Are Women More Emotional Than Men?



Are women really more emotional than men?
     I frequently hear women say, "I'm better able to express feelings than my husband" or "He isn't a good talker like I am."
     Here is another way of saying something similar, and, more complete. "Men de-escalate their emotions better than women because they learn how to do this at a young age."
Most men learn very early on that - given their size and capability - to walk around in the world with their feelings on the surface, is risky. Walls get punched, arrests get made, expulsion, 86'ing, etc.
     Testosterone and masculinity are equally powerful in their emotional range as a woman's. But, given the consequences, the sooner a male learns how to control his behavior, the better. 
     Adult men between ages 18-25 are the largest group to die an accidental death. Neurology is behind much of the way male brains respond differently than females, less impulse control, more fight or flight because of the hormone, testosterone. Adolescent males run at a high-risk for all the dangerous activity; motorcycle crashes, slipping off of mountains whilst peeing in the dark, diving, head trauma - women do not encounter the same level of physical danger behind their emotional life.  I don't know many females that punch a hole in their bedroom wall...what male do you know that hasn't struck an inanimate object in a silly fit of anger? 
     In other words, men cannot afford to indulge their feelings - while women haven't learned how to stop the feelings and, as a result, become entangled beyond their control, which is why women are caricatured as irrational, weepy - crazy, even.

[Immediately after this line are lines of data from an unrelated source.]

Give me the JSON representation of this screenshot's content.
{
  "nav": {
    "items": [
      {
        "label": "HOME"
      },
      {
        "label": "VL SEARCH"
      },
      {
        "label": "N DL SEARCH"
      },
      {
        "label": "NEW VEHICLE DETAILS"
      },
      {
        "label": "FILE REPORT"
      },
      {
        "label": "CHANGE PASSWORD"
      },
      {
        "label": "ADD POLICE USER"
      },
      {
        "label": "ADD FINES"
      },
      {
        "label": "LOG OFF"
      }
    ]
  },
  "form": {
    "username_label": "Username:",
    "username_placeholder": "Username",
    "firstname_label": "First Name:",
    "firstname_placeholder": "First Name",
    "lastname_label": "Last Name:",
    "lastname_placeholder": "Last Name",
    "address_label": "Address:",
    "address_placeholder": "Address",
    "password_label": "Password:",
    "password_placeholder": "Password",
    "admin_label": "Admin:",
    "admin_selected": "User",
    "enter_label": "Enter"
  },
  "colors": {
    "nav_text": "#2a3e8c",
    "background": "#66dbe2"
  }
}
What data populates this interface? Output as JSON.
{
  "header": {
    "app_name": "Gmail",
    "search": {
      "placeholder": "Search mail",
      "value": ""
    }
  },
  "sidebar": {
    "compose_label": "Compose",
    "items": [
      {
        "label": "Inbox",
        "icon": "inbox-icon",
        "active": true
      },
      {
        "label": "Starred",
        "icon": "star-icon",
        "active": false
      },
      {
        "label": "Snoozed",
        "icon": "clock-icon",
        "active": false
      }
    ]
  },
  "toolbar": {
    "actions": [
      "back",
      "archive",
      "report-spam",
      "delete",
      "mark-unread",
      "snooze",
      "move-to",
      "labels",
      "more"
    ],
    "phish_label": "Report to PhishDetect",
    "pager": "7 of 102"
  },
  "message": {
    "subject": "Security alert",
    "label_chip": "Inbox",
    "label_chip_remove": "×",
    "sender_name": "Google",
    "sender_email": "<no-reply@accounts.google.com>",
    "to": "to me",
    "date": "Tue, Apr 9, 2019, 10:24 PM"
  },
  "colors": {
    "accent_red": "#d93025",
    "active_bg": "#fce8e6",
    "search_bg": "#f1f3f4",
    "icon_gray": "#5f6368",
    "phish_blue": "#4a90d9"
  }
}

     The animal kingdom is a good example of male prowess. When older male elephants are removed, the young male elephants run amok with the herd; they flounder, and become violent, less socially cooperative. The herd suffers without social controls on their masculinity.
Men frequently say, "If I feel my anger, I'll lose control" or "I learned through sports to keep my nerves at bay." Or, even more profoundly, "Once I start crying, I can't stop, so it's better not to start." Frequently, men can offer the date of their decision they turned a switch to "handle my feelings better" - a product of something emotionally overwhelming, also known as a Fisher King wound.
     There are large populations that discourage feelings as a survival tactic, "don't show your fear" or "keep a poker face," i.e. dangerous neighborhoods, military culture, corporate negotiations. By the time a man finds himself in a meaningful adult relationship, with a female partner who has needs about hearing of his inner-world, he has spent years organizing those emotions like a levee. 
     Again, look at the animal kingdom as a better illustration; males succeed in perpetuating procreation by puffing up, being bigger, faster, stronger - in a word, dominating.
     Wisely, young boys are encouraged to channel their energy into physical outlets, such as sports, because we know this about males, even as little boys, "teach him martial arts and get that energy out." As I speak with grown men about their thoughts and feelings, it's quite clear to me that they share a deep emotional life, a world of feelings, for their partner, children, family, career goals. (And, yes, men too prefer making love over meaningless sex).
     We really are barking up the wrong tree by minimizing a man's feeling-life or insulting his internal depth. Instead, we can learn to appreciate the power of male energy, acquired self-control, and how it serves our society as a whole. One could even argue that our evolution has sustained itself by the male's learned ability to withdraw (even metabolically shutdown, less verbal skills, more gross motor skills for fleeing or fighting) when confronted with danger to species survival. Men attached to ekg's show an alarming response to female criticism, with chemicals in the brain becoming charged, or, "flooded." Women, not surprisingly, are better able to neurologically process verbal confrontation in the higher-brain areas.
     So, instead of suggesting that men are shallow and emotionally callous - this may be a more thorough way to see them as whole human beings with highly developed skills involving self-control,  combined with learned social behaviors that overall, keeps the ecosystem leaning more towards safety and less towards chaos.